By BOB FELDHEIM
Most everybody has seen the classic 1946 Frank Capra film, with Jimmy Stewart as George Bailey; Donna Reed as his long-suffering wife Mary; Lionel Barrymore as money-grubbing buzzard Henry Potter; Thomas Mitchell as weepy Uncle Billy and Henry Travis as 293-year-old Clarence the Guardian Angel (2nd Class) who saves George’s life on Christmas eve.
So is there a compelling reason to be part of the Pioneer Barn audience this weekend for the A Classic Theatre production of “It’s A Wonderful Life” – A Live Radio Play by Joe Landry?

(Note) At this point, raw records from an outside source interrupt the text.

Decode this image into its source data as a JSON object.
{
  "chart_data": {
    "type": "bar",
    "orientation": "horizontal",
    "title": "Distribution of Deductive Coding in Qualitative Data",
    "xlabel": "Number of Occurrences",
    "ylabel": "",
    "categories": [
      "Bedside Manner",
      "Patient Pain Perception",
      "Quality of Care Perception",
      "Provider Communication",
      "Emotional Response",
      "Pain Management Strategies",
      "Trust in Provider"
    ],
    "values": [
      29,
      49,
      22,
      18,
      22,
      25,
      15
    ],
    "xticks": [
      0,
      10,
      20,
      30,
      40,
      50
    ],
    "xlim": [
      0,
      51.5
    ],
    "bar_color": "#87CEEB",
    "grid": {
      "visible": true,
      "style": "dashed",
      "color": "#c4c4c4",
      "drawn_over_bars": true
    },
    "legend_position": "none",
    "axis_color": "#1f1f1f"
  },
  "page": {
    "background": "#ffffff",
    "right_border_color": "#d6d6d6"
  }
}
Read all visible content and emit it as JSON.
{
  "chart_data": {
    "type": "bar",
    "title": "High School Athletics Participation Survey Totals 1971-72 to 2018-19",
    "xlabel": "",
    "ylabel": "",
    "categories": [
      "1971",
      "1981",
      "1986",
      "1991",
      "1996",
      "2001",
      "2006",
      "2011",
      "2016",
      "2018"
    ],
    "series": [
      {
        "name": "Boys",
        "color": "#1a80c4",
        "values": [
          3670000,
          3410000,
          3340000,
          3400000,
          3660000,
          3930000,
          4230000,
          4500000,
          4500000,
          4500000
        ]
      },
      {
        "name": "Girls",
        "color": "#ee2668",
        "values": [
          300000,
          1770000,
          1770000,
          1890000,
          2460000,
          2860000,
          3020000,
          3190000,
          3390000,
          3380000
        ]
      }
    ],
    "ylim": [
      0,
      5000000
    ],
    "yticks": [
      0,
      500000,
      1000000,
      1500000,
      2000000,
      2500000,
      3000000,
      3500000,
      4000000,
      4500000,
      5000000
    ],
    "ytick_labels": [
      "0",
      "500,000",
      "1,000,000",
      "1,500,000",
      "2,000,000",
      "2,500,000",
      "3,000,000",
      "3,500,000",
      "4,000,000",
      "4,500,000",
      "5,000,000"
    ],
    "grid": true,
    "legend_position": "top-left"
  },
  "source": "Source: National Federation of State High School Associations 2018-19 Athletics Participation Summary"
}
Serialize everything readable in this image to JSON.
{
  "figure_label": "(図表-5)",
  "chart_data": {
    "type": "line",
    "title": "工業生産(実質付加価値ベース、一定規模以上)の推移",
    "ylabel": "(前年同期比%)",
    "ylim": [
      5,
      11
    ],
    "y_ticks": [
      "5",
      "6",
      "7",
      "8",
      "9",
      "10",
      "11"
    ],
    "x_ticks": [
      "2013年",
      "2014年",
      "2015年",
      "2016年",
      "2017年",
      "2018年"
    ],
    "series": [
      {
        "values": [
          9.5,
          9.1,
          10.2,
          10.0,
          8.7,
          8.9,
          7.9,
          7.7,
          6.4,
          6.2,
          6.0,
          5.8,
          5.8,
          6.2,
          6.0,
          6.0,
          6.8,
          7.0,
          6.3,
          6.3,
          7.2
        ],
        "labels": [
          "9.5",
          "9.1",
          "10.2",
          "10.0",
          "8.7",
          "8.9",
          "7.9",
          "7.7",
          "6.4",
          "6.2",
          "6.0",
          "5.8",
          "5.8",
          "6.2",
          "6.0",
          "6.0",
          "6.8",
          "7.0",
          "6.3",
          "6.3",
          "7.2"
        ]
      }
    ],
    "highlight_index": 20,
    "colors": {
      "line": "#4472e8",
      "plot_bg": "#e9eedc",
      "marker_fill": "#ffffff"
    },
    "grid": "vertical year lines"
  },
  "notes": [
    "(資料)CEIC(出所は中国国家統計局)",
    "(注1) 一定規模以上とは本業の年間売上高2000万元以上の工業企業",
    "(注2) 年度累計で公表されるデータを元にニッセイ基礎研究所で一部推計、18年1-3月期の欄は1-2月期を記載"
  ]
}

There are many reasons. You’re in for a barrel of unexpected fun and excitement. Directed by Jean Rahner, it’s a nostalgic blend of holiday cheer and theatrical magic conveyed by a realistic, simulated radio broadcast, resurrecting an era in American entertainment when “Radio was King.”
The stage is set. It’s Christmas Eve 1946, time for “Playhouse of the Air” broadcast from radio studio WBFR in Manhattan. Up front are three professional broadcast microphones, on stands, lengths of power cable snaking across the floor. High on the background wall are ON AIR and APPLAUSE backlighted signs. Also a large sound effects table loaded with all sorts of contraptions – a door for slamming, taxi car horn, wind generator, hammer, bucket, wooden block, shoes, gravel path – beneath a suspended fourth microphone. Sound effects are produced right before your eyes just as they were before the digital age.

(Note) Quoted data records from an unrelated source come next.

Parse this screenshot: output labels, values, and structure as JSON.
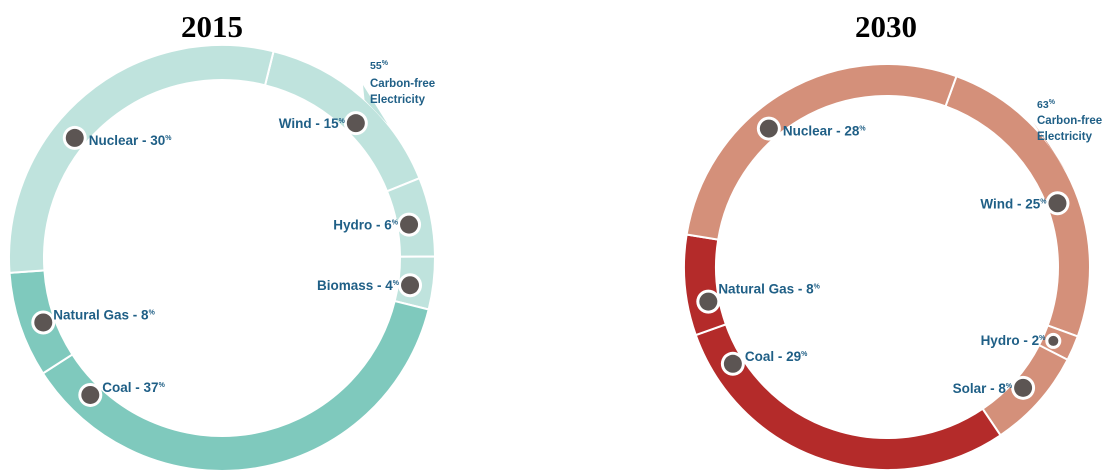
{
  "chart_data": [
    {
      "type": "pie",
      "title": "2015",
      "segments": [
        {
          "label": "Wind - 15",
          "name": "Wind",
          "value": 15,
          "group": "carbon-free"
        },
        {
          "label": "Hydro - 6",
          "name": "Hydro",
          "value": 6,
          "group": "carbon-free"
        },
        {
          "label": "Biomass - 4",
          "name": "Biomass",
          "value": 4,
          "group": "carbon-free"
        },
        {
          "label": "Coal - 37",
          "name": "Coal",
          "value": 37,
          "group": "fossil"
        },
        {
          "label": "Natural Gas - 8",
          "name": "Natural Gas",
          "value": 8,
          "group": "fossil"
        },
        {
          "label": "Nuclear - 30",
          "name": "Nuclear",
          "value": 30,
          "group": "carbon-free"
        }
      ],
      "pct_sign": "%",
      "carbon_free": {
        "value": "55",
        "line1": "Carbon-free",
        "line2": "Electricity"
      },
      "colors": {
        "carbon-free": "#bfe3dd",
        "fossil": "#7fc9bd"
      }
    },
    {
      "type": "pie",
      "title": "2030",
      "segments": [
        {
          "label": "Wind - 25",
          "name": "Wind",
          "value": 25,
          "group": "carbon-free"
        },
        {
          "label": "Hydro - 2",
          "name": "Hydro",
          "value": 2,
          "group": "carbon-free"
        },
        {
          "label": "Solar - 8",
          "name": "Solar",
          "value": 8,
          "group": "carbon-free"
        },
        {
          "label": "Coal - 29",
          "name": "Coal",
          "value": 29,
          "group": "fossil"
        },
        {
          "label": "Natural Gas - 8",
          "name": "Natural Gas",
          "value": 8,
          "group": "fossil"
        },
        {
          "label": "Nuclear - 28",
          "name": "Nuclear",
          "value": 28,
          "group": "carbon-free"
        }
      ],
      "pct_sign": "%",
      "carbon_free": {
        "value": "63",
        "line1": "Carbon-free",
        "line2": "Electricity"
      },
      "colors": {
        "carbon-free": "#d4907a",
        "fossil": "#b42b2a"
      }
    }
  ]
}
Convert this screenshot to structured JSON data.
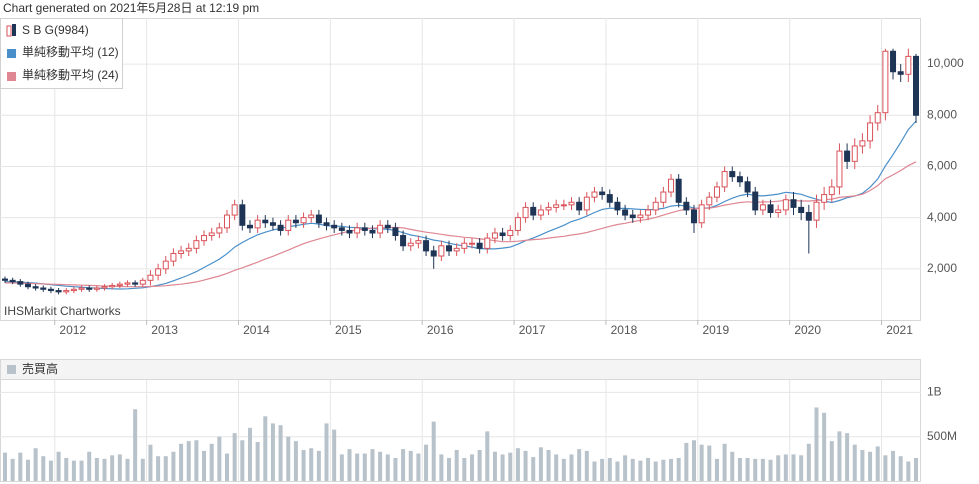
{
  "chart_data": [
    {
      "type": "candlestick",
      "title": "Chart generated on 2021年5月28日 at 12:19 pm",
      "annotation": "IHSMarkit Chartworks",
      "series": [
        {
          "name": "S B G(9984)",
          "up_color": "#d9535a",
          "down_color": "#1f3556",
          "open": [
            1600,
            1550,
            1500,
            1400,
            1300,
            1250,
            1200,
            1150,
            1100,
            1150,
            1200,
            1250,
            1200,
            1250,
            1300,
            1350,
            1400,
            1450,
            1400,
            1550,
            1750,
            2000,
            2300,
            2600,
            2700,
            2800,
            3100,
            3300,
            3400,
            3600,
            4100,
            4500,
            3700,
            3600,
            3900,
            3800,
            3700,
            3500,
            3900,
            3800,
            4000,
            4100,
            3800,
            3700,
            3600,
            3500,
            3400,
            3600,
            3500,
            3400,
            3700,
            3600,
            3300,
            2900,
            3000,
            3100,
            2700,
            2500,
            2900,
            2700,
            2800,
            3000,
            3000,
            2800,
            3200,
            3400,
            3300,
            3500,
            4000,
            4400,
            4100,
            4300,
            4400,
            4500,
            4500,
            4600,
            4300,
            4800,
            5000,
            4900,
            4600,
            4300,
            4100,
            4000,
            4100,
            4300,
            4600,
            5000,
            5500,
            4600,
            4300,
            3800,
            4500,
            4800,
            5200,
            5800,
            5600,
            5400,
            5000,
            4300,
            4500,
            4200,
            4300,
            4700,
            4400,
            4200,
            3900,
            4600,
            4900,
            5200,
            6600,
            6200,
            6800,
            7000,
            7700,
            8100,
            10500,
            9700,
            9600,
            10300
          ],
          "high": [
            1700,
            1650,
            1600,
            1500,
            1400,
            1350,
            1300,
            1250,
            1250,
            1300,
            1350,
            1350,
            1350,
            1400,
            1450,
            1500,
            1550,
            1550,
            1650,
            1950,
            2200,
            2500,
            2800,
            2900,
            3000,
            3300,
            3500,
            3600,
            3800,
            4300,
            4700,
            4700,
            3900,
            4100,
            4100,
            4000,
            3900,
            4100,
            4100,
            4200,
            4300,
            4300,
            4000,
            3900,
            3800,
            3700,
            3800,
            3800,
            3700,
            3900,
            3900,
            3800,
            3500,
            3200,
            3300,
            3300,
            2900,
            3100,
            3100,
            3000,
            3200,
            3200,
            3200,
            3400,
            3600,
            3600,
            3700,
            4200,
            4600,
            4600,
            4500,
            4600,
            4700,
            4700,
            4800,
            4800,
            5000,
            5200,
            5200,
            5100,
            4800,
            4500,
            4300,
            4300,
            4500,
            4800,
            5200,
            5700,
            5700,
            4800,
            4500,
            4700,
            5000,
            5400,
            6000,
            6000,
            5800,
            5600,
            5200,
            4700,
            4700,
            4500,
            4900,
            5000,
            4700,
            4500,
            4900,
            5200,
            5500,
            6900,
            6900,
            7100,
            7300,
            8000,
            8400,
            10600,
            10600,
            10000,
            10600,
            10400
          ],
          "low": [
            1450,
            1400,
            1300,
            1200,
            1150,
            1100,
            1050,
            1000,
            1000,
            1050,
            1100,
            1100,
            1100,
            1150,
            1200,
            1250,
            1300,
            1300,
            1300,
            1350,
            1550,
            1800,
            2100,
            2400,
            2500,
            2600,
            2900,
            3100,
            3200,
            3400,
            3900,
            3500,
            3400,
            3400,
            3600,
            3500,
            3300,
            3300,
            3600,
            3600,
            3800,
            3600,
            3500,
            3400,
            3300,
            3200,
            3200,
            3300,
            3200,
            3200,
            3400,
            3100,
            2700,
            2700,
            2800,
            2500,
            2000,
            2300,
            2500,
            2500,
            2600,
            2800,
            2600,
            2600,
            3000,
            3100,
            3100,
            3300,
            3800,
            3900,
            3900,
            4100,
            4200,
            4300,
            4300,
            4100,
            4100,
            4600,
            4700,
            4400,
            4100,
            3900,
            3800,
            3800,
            3900,
            4100,
            4400,
            4800,
            4400,
            4100,
            3400,
            3600,
            4300,
            4600,
            5000,
            5400,
            5200,
            4800,
            4100,
            4100,
            4000,
            4000,
            4100,
            4100,
            3900,
            2600,
            3600,
            4300,
            4600,
            4900,
            5900,
            5900,
            6500,
            6700,
            7400,
            7800,
            9400,
            9300,
            9300,
            7700
          ],
          "close": [
            1550,
            1500,
            1400,
            1300,
            1250,
            1200,
            1150,
            1100,
            1150,
            1200,
            1250,
            1200,
            1250,
            1300,
            1350,
            1400,
            1450,
            1400,
            1550,
            1750,
            2000,
            2300,
            2600,
            2700,
            2800,
            3100,
            3300,
            3400,
            3600,
            4100,
            4500,
            3700,
            3600,
            3900,
            3800,
            3700,
            3500,
            3900,
            3800,
            4000,
            4100,
            3800,
            3700,
            3600,
            3500,
            3400,
            3600,
            3500,
            3400,
            3700,
            3600,
            3300,
            2900,
            3000,
            3100,
            2700,
            2500,
            2900,
            2700,
            2800,
            3000,
            3000,
            2800,
            3200,
            3400,
            3300,
            3500,
            4000,
            4400,
            4100,
            4300,
            4400,
            4500,
            4500,
            4600,
            4300,
            4800,
            5000,
            4900,
            4600,
            4300,
            4100,
            4000,
            4100,
            4300,
            4600,
            5000,
            5500,
            4600,
            4300,
            3800,
            4500,
            4800,
            5200,
            5800,
            5600,
            5400,
            5000,
            4300,
            4500,
            4200,
            4300,
            4700,
            4400,
            4200,
            3900,
            4600,
            4900,
            5200,
            6600,
            6200,
            6800,
            7000,
            7700,
            8100,
            10500,
            9700,
            9600,
            10300,
            8000
          ]
        }
      ],
      "lines": [
        {
          "name": "単純移動平均 (12)",
          "color": "#4a8fc9",
          "values": [
            1500,
            1490,
            1480,
            1460,
            1440,
            1410,
            1380,
            1350,
            1320,
            1300,
            1280,
            1260,
            1250,
            1230,
            1220,
            1210,
            1220,
            1240,
            1260,
            1300,
            1360,
            1430,
            1530,
            1640,
            1760,
            1890,
            2050,
            2210,
            2380,
            2590,
            2850,
            3030,
            3190,
            3330,
            3430,
            3520,
            3580,
            3650,
            3690,
            3740,
            3780,
            3750,
            3680,
            3670,
            3660,
            3620,
            3610,
            3590,
            3570,
            3560,
            3540,
            3500,
            3410,
            3320,
            3270,
            3200,
            3120,
            3080,
            3000,
            2940,
            2900,
            2850,
            2790,
            2780,
            2780,
            2810,
            2850,
            2960,
            3100,
            3200,
            3330,
            3460,
            3580,
            3700,
            3850,
            3940,
            4060,
            4200,
            4320,
            4370,
            4360,
            4360,
            4340,
            4320,
            4310,
            4320,
            4360,
            4450,
            4480,
            4460,
            4370,
            4370,
            4380,
            4480,
            4630,
            4760,
            4860,
            4920,
            4860,
            4850,
            4880,
            4920,
            4990,
            4960,
            4910,
            4810,
            4720,
            4640,
            4590,
            4670,
            4780,
            4840,
            4950,
            5190,
            5510,
            6020,
            6460,
            6940,
            7440,
            7770
          ]
        },
        {
          "name": "単純移動平均 (24)",
          "color": "#df8793",
          "values": [
            1450,
            1450,
            1440,
            1430,
            1420,
            1410,
            1400,
            1390,
            1380,
            1370,
            1360,
            1350,
            1340,
            1330,
            1320,
            1310,
            1300,
            1300,
            1300,
            1310,
            1320,
            1340,
            1370,
            1400,
            1440,
            1490,
            1560,
            1640,
            1720,
            1820,
            1940,
            2040,
            2150,
            2260,
            2380,
            2490,
            2610,
            2730,
            2860,
            2980,
            3080,
            3170,
            3250,
            3330,
            3400,
            3470,
            3520,
            3560,
            3590,
            3600,
            3610,
            3620,
            3600,
            3540,
            3480,
            3430,
            3390,
            3350,
            3300,
            3270,
            3230,
            3210,
            3170,
            3140,
            3100,
            3060,
            3060,
            3080,
            3110,
            3140,
            3160,
            3200,
            3240,
            3270,
            3320,
            3360,
            3420,
            3500,
            3580,
            3660,
            3730,
            3780,
            3840,
            3890,
            3940,
            4010,
            4100,
            4190,
            4270,
            4330,
            4350,
            4370,
            4370,
            4420,
            4490,
            4540,
            4590,
            4620,
            4600,
            4610,
            4620,
            4640,
            4680,
            4670,
            4650,
            4650,
            4670,
            4700,
            4720,
            4790,
            4820,
            4850,
            4910,
            5060,
            5250,
            5520,
            5670,
            5840,
            6030,
            6180
          ]
        }
      ],
      "xticks": [
        {
          "value": 6.5,
          "label": "2012"
        },
        {
          "value": 18.5,
          "label": "2013"
        },
        {
          "value": 30.5,
          "label": "2014"
        },
        {
          "value": 42.5,
          "label": "2015"
        },
        {
          "value": 54.5,
          "label": "2016"
        },
        {
          "value": 66.5,
          "label": "2017"
        },
        {
          "value": 78.5,
          "label": "2018"
        },
        {
          "value": 90.5,
          "label": "2019"
        },
        {
          "value": 102.5,
          "label": "2020"
        },
        {
          "value": 114.5,
          "label": "2021"
        }
      ],
      "ylim": [
        0,
        11800
      ],
      "yticks": [
        {
          "value": 2000,
          "label": "2,000"
        },
        {
          "value": 4000,
          "label": "4,000"
        },
        {
          "value": 6000,
          "label": "6,000"
        },
        {
          "value": 8000,
          "label": "8,000"
        },
        {
          "value": 10000,
          "label": "10,000"
        }
      ],
      "grid": true
    },
    {
      "type": "bar",
      "series": [
        {
          "name": "売買高",
          "color": "#b7c2ca",
          "values": [
            320000000.0,
            250000000.0,
            320000000.0,
            240000000.0,
            370000000.0,
            280000000.0,
            230000000.0,
            330000000.0,
            260000000.0,
            230000000.0,
            230000000.0,
            330000000.0,
            260000000.0,
            250000000.0,
            290000000.0,
            300000000.0,
            250000000.0,
            810000000.0,
            250000000.0,
            410000000.0,
            280000000.0,
            280000000.0,
            330000000.0,
            420000000.0,
            450000000.0,
            460000000.0,
            340000000.0,
            420000000.0,
            500000000.0,
            310000000.0,
            540000000.0,
            460000000.0,
            600000000.0,
            440000000.0,
            730000000.0,
            650000000.0,
            630000000.0,
            500000000.0,
            450000000.0,
            350000000.0,
            370000000.0,
            340000000.0,
            650000000.0,
            580000000.0,
            300000000.0,
            360000000.0,
            310000000.0,
            310000000.0,
            360000000.0,
            330000000.0,
            300000000.0,
            260000000.0,
            360000000.0,
            340000000.0,
            310000000.0,
            410000000.0,
            670000000.0,
            300000000.0,
            260000000.0,
            350000000.0,
            260000000.0,
            300000000.0,
            350000000.0,
            560000000.0,
            330000000.0,
            300000000.0,
            320000000.0,
            370000000.0,
            340000000.0,
            270000000.0,
            380000000.0,
            350000000.0,
            300000000.0,
            250000000.0,
            300000000.0,
            360000000.0,
            340000000.0,
            220000000.0,
            250000000.0,
            260000000.0,
            220000000.0,
            290000000.0,
            250000000.0,
            230000000.0,
            260000000.0,
            220000000.0,
            240000000.0,
            250000000.0,
            260000000.0,
            430000000.0,
            460000000.0,
            410000000.0,
            400000000.0,
            250000000.0,
            420000000.0,
            330000000.0,
            260000000.0,
            260000000.0,
            250000000.0,
            250000000.0,
            240000000.0,
            290000000.0,
            300000000.0,
            300000000.0,
            290000000.0,
            420000000.0,
            830000000.0,
            770000000.0,
            450000000.0,
            560000000.0,
            540000000.0,
            410000000.0,
            350000000.0,
            330000000.0,
            390000000.0,
            290000000.0,
            340000000.0,
            280000000.0,
            220000000.0,
            260000000.0
          ]
        }
      ],
      "ylim": [
        0,
        1140000000.0
      ],
      "yticks": [
        {
          "value": 500000000.0,
          "label": "500M"
        },
        {
          "value": 1000000000.0,
          "label": "1B"
        }
      ],
      "grid": true
    }
  ]
}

There’s also a row of chairs for the cast to return to or jump up from when it’s time to rejoin the action, portraying the impressive gaggle of Bedford Falls characters – 53 in all, would you believe?

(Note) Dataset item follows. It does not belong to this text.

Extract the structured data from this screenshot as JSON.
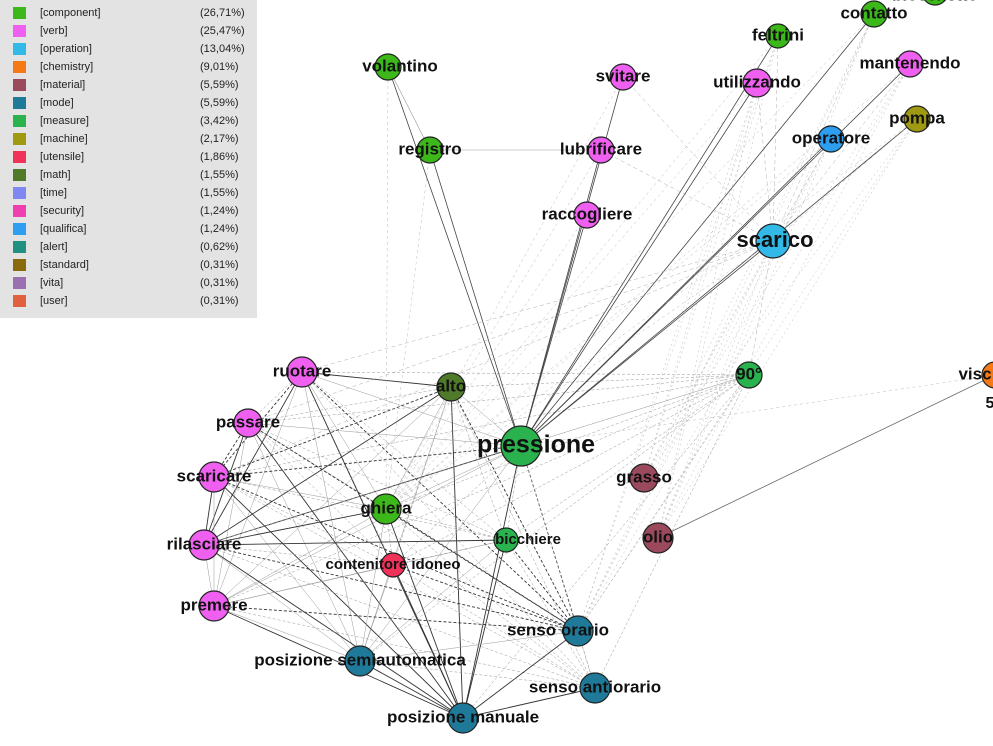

Veteran actor Christopher Wilson, returning to St. Augustine after many years away, is George Bailey, struggling all his adult life to save “that measly, one-horse S&L” (as well as Bedford Falls, his hometown). He’s given a great gift: the chance to see what the world would be like if he had never been born.
Longtime St. Augustine stage favorite Mike BonDurant does more than double-duty, as the announcer, alternating with Henry Potter “the richest and meanest man in town” driven to ruining George Bailey and taking over the S&L (and the town).
I was privileged to sit in on the 17th rehearsal (you read that right), with several more scheduled, to get it exactly right. This production is unbelievably challenging for the director and cast, and for the audience. Remember, it’s radio – meant for the ears, not the eyes. But if you’re in the audience, you can’t help watching. Your challenge is to continually keep in mind that the person at the microphone at any moment may not necessarily be playing the same character he was a few moments before. Listen. Let your ears make the IDs for you.
What an inspiring, heartwarming way to kick off the holiday season!
Performances are 7:30 p.m. Friday and Saturday, and 2 p.m. Sunday.